The number of bacteria in solution can be readily quantified by using the spread plate technique. In this technique, the sample is appropriately diluted and a small aliquot transferred to an agar plate. The bacteria are then distributed evenly over the surface by a special streaking technique. After colonies are grown, they are counted and the number of bacteria in the original sample calculated.

The end point of our analysis is the number of colony forming units per mL (CFU/mL) since we are counting the number of colonies rather than the actual number of bacteria. We are assuming that the each viable bacteria in the suspension will form an individual colony, which is a valid assumption if we do all the techniques properly. CFU/mL is actually a more useful determination than counting all the bacteria under a microscope because in many bacterial populations some significant number will be dead cells and thus of no interest.

Diluting the bacteria. Bacteria commonly grow up to densities around 10⁹ CFU/mL, although the maximum densities vary tremendously depending on the species of bacteria and the media they are growing in. Therefore, to get readily countable numbers of bacteria, we have to make a wide range of dilutions and assay all of them with the goal of having one or two dilutions with countable numbers. We do this by making serial 10-fold dilutions (see serial dilutions section if this is an unfamiliar concept) of the bacteria that cover the whole probabey range of concentrations. We then transfer 0.1 mL of each dilution to an agar plate, which in effect makes another 10-fold dilution since the final units are CFU/mL and we are only streaking 0.1 mL.

Inoculating the plate. Streaking in this technique is done using a bent glass rod. 0.1 mL of bacterial suspension is placed in the center of the plate using a sterile pipet. The glass rod is sterilized by first dipping it into a 70% alcohol solution and then passing it quickly through the Bunsen burner flame. The burning alcohol sterilizes the rod at a cooler temperature than holding the rod in the burner flame thus reducing the chance of you burning your fingers. When all the alcohol has burned off and the rod has air-cooled, streak the rod back and forth across the plate working up and down several times. Unlike streaking for isolation, you want to backtrack many times in order to distribute the bacteria as evenly as possible. Turn the plate 90 degrees and repeat the side to side, up and down streaking. Turn the plate 45 degrees and streak a third time. Do not sterilize the glass rod between plate turnings. Cover the plate and wait several minutes before turning it upside down for incubation. This will allow the broth to soak into the plate so the bacteria won't drip onto the plate lid.

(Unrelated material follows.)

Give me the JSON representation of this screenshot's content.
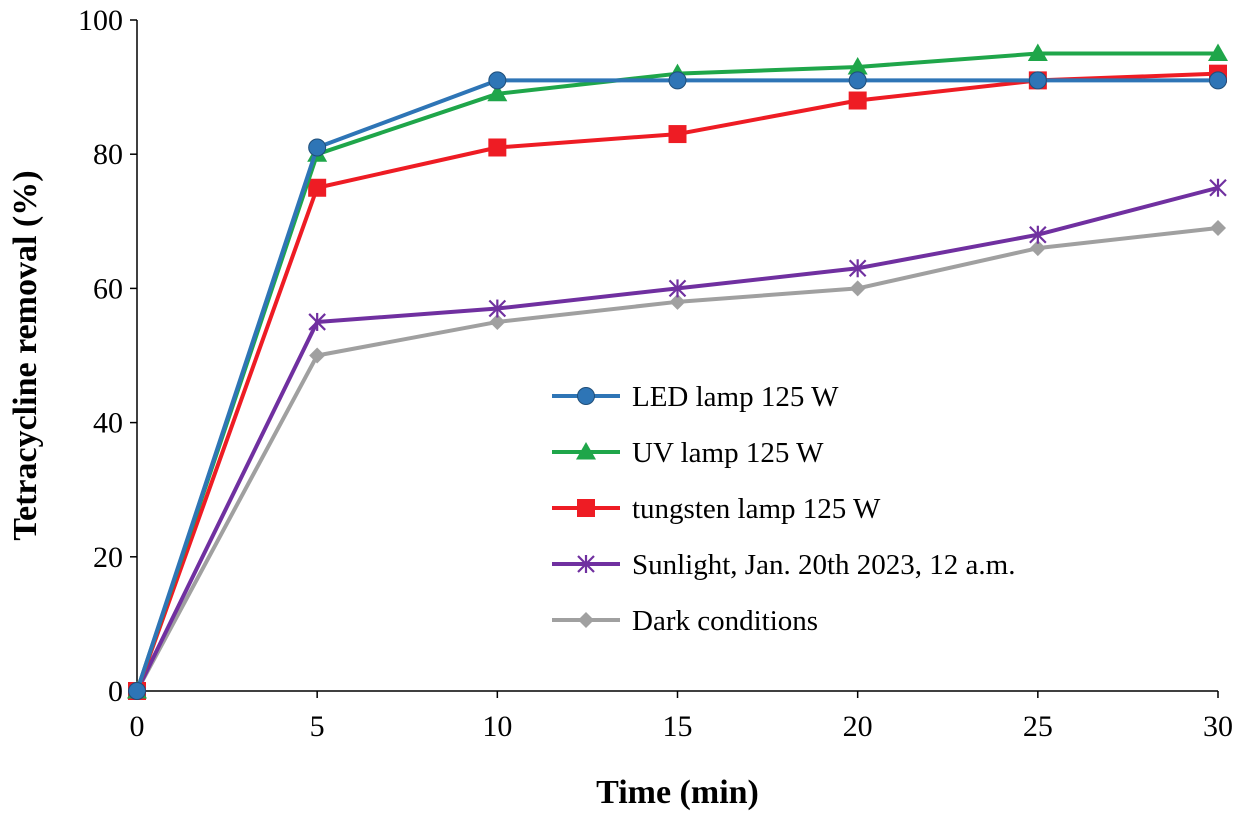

Counting bacteria. Colonies are most readily counted using a plate counter. The plate counter has a light source and a magnifying glass making colonies easier to see. If at all possible, you don't want to count plates with more than 300 or less than 30 colonies. In the former case, the colonies will be running together and in the latter there are too few to allow statistically accurate counts. Once you count the colonies, multiply by the appropriate dilution factor to determine the number of CFU/mL in the original sample.